In charge of wardrobe, makeup and hair, Jenkins said she is trying to combine the historical context with the emotional state of the characters.
“I really wanted to focus on using the colors and textures and silhouettes to show their states,” Jenkins said. “It’s telling you something about the characters that the actor’s voice or dialogue doesn’t tell you.”
The costume crew is currently working on final fittings.
Grandbury junior Kiersten Mathis is the lighting designer for “Ice Glen.” As with every designer for the show, Mathis was selected as lighting designer after taking design classes and submitting a portfolio for review. Mathis said the show calls for more natural lighting, other than a few special moments.
“When it comes to ‘Ice Glen,’ a lot of the time, the lighting is very realistic,” Mathis said. “A lot of it is going to be very natural and feel like the sun is shining on them, playing off the colors of the set. We have these things called
‘moments of magic’ in the play, where I do add color and it feels a little more hyper-realistic. Things are just more colorful and vibrant.”
Mathis and her team are now in the process of hanging and focusing the lights how and where she planned them.
Temple native and former Baylor student Brad Lamotte is in his second year on Baylor Theatre’s staff. He serves as the assistant technical director and is the scenic designer for “Ice Glen.” Lamotte said he is filling the scenic designer position while students take required courses that will qualify them for the position. The set design has been challenging, but the result is going to be beautiful, Lamotte said.
“I really challenged myself on this show largely because, generally when I design stuff, it’s very literal,” Lamotte said. “I wanted to try to step out of that and try be more abstract in my thinking because we were trying to create, through one set, a bunch of different locations … We are trying to do a more watercolor aesthetic. I think collectively visually the show will be stunning because of how it’s being painted.”
Though most plays do not feature original musical elements, Sivara decided to incorporate original compositions in the production, and Lafayette, La. junior Caroline Munsell was selected as composer.

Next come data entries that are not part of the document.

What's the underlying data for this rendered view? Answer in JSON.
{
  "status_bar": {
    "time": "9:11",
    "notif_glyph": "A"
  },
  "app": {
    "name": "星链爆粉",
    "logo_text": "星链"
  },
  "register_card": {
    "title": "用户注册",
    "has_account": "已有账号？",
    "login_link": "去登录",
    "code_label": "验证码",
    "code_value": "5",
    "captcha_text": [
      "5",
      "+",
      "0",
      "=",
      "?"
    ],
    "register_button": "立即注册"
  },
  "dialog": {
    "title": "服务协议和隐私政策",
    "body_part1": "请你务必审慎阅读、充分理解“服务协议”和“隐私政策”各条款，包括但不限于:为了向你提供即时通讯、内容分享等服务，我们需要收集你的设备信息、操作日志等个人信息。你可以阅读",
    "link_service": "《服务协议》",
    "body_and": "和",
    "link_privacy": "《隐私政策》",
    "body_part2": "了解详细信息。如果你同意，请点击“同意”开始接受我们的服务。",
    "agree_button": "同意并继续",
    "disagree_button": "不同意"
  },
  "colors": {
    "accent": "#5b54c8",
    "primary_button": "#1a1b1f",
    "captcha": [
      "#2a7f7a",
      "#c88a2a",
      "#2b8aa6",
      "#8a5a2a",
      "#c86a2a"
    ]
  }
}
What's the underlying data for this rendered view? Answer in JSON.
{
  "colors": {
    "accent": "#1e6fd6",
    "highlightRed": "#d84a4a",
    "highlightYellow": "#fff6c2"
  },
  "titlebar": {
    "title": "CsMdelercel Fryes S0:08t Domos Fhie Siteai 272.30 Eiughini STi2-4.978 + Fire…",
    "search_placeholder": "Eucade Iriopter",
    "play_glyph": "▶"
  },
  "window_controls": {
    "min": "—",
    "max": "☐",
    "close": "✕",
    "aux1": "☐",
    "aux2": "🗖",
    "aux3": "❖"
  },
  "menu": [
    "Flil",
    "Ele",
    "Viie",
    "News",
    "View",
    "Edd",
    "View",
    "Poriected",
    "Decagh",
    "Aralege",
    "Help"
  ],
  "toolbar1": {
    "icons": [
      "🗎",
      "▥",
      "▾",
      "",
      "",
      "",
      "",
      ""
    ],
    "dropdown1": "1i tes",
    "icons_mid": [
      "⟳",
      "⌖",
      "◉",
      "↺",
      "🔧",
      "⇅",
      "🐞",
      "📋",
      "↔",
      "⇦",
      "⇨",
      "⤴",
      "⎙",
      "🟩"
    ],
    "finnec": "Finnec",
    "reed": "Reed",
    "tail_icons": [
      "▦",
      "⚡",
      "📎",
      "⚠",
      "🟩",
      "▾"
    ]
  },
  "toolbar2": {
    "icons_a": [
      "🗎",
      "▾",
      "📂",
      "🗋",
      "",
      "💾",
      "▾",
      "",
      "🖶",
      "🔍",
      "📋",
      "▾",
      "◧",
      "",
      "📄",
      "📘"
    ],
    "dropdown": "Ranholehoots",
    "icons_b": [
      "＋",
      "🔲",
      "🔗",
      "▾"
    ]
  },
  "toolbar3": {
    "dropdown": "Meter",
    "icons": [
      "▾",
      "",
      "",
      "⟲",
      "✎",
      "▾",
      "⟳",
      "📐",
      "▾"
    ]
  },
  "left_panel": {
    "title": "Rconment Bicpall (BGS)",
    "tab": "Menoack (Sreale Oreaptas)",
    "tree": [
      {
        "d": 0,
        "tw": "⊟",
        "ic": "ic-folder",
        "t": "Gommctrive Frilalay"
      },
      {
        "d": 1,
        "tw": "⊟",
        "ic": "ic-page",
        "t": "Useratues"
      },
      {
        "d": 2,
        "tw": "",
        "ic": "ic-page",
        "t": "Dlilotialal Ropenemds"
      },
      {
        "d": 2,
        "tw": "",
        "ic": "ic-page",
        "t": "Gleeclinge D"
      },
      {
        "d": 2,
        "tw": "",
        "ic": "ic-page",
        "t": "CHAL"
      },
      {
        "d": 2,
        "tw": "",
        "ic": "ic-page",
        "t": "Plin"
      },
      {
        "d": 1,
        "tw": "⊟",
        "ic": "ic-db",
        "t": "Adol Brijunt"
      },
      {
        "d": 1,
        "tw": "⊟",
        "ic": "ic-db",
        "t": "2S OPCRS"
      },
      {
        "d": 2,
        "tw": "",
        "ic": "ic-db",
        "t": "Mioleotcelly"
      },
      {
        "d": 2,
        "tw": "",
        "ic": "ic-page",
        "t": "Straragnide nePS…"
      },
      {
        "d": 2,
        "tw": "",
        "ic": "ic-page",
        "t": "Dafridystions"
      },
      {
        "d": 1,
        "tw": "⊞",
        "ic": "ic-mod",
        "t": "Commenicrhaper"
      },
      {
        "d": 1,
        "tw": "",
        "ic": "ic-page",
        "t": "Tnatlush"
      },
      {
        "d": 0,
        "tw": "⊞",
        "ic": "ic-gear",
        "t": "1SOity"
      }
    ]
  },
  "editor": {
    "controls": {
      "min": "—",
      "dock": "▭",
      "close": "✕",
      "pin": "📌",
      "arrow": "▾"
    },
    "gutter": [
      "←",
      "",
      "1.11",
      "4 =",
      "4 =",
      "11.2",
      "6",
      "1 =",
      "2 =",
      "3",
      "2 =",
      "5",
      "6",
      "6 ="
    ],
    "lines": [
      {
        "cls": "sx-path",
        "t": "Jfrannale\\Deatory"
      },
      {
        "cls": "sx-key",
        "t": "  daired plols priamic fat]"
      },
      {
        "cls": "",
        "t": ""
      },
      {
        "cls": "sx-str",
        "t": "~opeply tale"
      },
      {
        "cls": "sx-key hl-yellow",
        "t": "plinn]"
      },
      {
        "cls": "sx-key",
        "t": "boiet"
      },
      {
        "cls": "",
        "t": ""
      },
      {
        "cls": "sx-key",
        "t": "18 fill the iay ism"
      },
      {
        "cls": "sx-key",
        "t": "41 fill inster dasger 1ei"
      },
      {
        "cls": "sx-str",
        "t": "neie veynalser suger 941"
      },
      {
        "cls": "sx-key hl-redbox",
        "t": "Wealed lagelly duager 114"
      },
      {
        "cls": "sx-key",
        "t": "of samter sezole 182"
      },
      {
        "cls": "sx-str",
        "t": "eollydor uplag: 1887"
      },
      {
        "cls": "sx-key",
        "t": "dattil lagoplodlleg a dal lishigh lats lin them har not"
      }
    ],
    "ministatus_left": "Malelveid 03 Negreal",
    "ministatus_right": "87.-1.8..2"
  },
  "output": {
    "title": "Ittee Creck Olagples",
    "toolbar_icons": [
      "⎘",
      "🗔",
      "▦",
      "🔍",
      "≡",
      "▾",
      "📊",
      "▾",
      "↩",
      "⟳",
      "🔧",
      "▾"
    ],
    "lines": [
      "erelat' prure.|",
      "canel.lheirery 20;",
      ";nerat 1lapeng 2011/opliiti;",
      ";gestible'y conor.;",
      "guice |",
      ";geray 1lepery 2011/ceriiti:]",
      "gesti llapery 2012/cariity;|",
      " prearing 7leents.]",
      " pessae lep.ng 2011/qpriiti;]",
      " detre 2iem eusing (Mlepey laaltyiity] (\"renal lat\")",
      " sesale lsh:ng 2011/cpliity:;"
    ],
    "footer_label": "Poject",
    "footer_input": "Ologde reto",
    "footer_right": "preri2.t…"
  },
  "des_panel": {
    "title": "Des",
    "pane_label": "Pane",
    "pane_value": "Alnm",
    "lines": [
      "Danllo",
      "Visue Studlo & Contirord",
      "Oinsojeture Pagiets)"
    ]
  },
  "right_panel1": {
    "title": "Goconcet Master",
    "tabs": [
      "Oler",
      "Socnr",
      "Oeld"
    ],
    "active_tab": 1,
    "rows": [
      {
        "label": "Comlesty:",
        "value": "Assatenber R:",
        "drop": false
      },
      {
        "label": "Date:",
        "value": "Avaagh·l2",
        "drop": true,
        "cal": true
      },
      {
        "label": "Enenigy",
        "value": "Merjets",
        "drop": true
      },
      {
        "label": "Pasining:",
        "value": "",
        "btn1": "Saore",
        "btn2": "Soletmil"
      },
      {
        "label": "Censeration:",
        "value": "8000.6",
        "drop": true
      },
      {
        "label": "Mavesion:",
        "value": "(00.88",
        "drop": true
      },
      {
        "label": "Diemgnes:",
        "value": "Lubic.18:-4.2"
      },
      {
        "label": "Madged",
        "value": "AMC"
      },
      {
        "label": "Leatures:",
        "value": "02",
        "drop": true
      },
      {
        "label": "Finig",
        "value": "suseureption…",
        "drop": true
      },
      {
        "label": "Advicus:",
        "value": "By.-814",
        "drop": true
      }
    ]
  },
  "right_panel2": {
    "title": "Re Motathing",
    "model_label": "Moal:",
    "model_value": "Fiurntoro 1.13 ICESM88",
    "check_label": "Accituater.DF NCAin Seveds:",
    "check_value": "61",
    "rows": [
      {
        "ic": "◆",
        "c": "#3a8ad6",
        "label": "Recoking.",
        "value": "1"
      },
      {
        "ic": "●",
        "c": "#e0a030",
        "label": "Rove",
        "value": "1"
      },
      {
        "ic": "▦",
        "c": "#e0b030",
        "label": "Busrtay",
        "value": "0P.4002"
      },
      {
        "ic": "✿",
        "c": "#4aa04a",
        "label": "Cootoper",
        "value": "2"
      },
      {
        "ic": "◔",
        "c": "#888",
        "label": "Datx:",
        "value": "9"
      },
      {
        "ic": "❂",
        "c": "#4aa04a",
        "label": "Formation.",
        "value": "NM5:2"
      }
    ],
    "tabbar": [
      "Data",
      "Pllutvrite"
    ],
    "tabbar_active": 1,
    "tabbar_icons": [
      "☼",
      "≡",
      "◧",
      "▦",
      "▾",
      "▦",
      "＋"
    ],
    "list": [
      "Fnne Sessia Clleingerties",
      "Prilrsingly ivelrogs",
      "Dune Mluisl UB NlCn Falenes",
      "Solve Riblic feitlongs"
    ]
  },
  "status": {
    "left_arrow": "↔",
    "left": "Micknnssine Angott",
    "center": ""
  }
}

“He thought they [original composition] would help with answering the question of how we would go about doing some of the transitions from scene to scene and moment to moment and also just heightening what he calls the ‘magical moments’ of the play where the lines of reality are a little bit blurred,” Munsell said.
Munsell is working with instruments like piano and the glockenspiel in her compositions. To achieve balance between the show’s realism and its occasionally impressionist aesthetic, she is also working with a sound designer to combine her instrumental music with synthesizers and other more contemporary sounds for unique storytelling that complements the storyline.
“I want the music to be a part of the moment itself, maybe expressing how the characters are feeling or capturing the moments where reality is a little bit blurred,” Munsell said. “The music can help signify to the audience that this is a moment in itself, even if it’s not quite a linear moment. “
With Thanksgiving break approaching, the show’s tech week is taking place next week, though it’s normally the week before a show’s opening. Tech week is particularly aimed at fine tuning and synchronizing every minuscule element of each crew’s work, be it lighting, costume or scenic design.
Sivara said he has enjoyed the highly collaborative design process, with each designer’s unique creativity being reflected in the final product.
“I’m able to work with such creative people throughout the department,” Sivara said. “We actually have student designers and faculty designers, so you get all these different perspectives and different opinions. It’s just fantastic. We’ve all been working so collaboratively.”